Impacts and benefits
Protecting biodiversity. The Mesoamerican Biological Corridor is vital for migratory birds making their biennial journey from the North to the South of the Central American coast. Up to 504 varieties of birds in the project area and 120 migratory species take advantage of the Guatemalan forests as the primary place of their wintering and transit. The project protects the habitat of 30 species of high conservation value.
Local economic development. Izabal is home to some of the Guatemalan communities with the lowest incomes in the country. Funding from the sale of carbon credits helps to counter the economic drivers of deforestation. The project integrates conservation approaches with productive land use, helping local communities to pursue a lifestyle with sustainable livelihoods. Over 100 local and indigenous communities benefit from the project and actively participate in the decision-making and implementation of activities. The project aims to create almost 720 jobs, 30% of which are carried out by women. It also supports the development of a network of tourist sites and ecological reserves throughout the Caribbean region of Guatemala to foster the conservation of the coast as an ecotourism destination.

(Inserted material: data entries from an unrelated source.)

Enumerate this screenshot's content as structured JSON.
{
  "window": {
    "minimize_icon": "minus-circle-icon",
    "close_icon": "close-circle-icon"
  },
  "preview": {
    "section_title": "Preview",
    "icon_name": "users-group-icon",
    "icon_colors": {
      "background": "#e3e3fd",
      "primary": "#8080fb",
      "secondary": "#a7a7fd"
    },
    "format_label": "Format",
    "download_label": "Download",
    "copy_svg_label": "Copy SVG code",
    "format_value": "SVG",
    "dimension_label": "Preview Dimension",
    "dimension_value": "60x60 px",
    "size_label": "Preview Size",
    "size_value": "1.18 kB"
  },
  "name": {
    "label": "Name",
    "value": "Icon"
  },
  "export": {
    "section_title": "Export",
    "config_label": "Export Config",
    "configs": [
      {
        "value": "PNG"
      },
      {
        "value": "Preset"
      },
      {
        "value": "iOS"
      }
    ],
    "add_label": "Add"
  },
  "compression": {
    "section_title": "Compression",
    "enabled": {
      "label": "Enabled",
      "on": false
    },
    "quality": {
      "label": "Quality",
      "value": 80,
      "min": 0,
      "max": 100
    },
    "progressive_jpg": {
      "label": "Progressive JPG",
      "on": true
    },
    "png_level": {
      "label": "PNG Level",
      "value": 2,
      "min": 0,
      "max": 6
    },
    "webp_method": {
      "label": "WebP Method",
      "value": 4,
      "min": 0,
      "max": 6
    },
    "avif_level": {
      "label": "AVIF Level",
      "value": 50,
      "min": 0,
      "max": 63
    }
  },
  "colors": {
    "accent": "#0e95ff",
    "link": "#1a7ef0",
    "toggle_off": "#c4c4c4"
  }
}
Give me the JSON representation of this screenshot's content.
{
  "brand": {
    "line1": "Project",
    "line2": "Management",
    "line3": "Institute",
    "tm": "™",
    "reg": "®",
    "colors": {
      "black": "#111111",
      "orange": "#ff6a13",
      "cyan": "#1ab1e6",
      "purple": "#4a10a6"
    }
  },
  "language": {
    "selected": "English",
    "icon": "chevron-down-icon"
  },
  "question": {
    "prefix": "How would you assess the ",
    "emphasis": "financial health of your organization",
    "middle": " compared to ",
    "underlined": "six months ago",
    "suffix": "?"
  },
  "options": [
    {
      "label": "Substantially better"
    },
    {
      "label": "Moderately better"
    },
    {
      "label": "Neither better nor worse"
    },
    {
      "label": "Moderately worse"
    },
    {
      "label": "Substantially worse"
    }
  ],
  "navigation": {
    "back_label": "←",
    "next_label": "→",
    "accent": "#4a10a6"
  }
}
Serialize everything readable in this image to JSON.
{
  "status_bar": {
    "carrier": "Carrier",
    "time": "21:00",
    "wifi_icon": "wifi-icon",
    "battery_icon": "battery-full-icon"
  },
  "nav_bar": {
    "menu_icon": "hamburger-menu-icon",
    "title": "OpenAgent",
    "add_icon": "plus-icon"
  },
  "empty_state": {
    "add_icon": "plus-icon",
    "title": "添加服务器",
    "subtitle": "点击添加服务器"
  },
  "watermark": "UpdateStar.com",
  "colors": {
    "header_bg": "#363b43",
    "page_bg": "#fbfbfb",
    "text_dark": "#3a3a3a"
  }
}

Benefits for women. The project aims to improve access to health care for under-served communities and has built 24 community-run clinics that provide primary health services. Improving health services gives women more opportunities to take part in education, finding a job, and earning a salary. The project objectives involve support to the education of young women to finish elementary school, continue with high school, and providing direct training to increase job opportunities.
Latest updates GHG emission reductions. Date of issue: 15 February 2022. The emissions reduction for the current monitoring period (01-January-2020 to 31-December-2020) is 883,381 tCO2e. The project is estimated to generate 24,445,681 tCO2e of GHG Emissions Reductions over 30 years. The project has achieved the Biodiversity Gold distinction for the verified monitoring period in accordance with the Third Edition CCB Standards.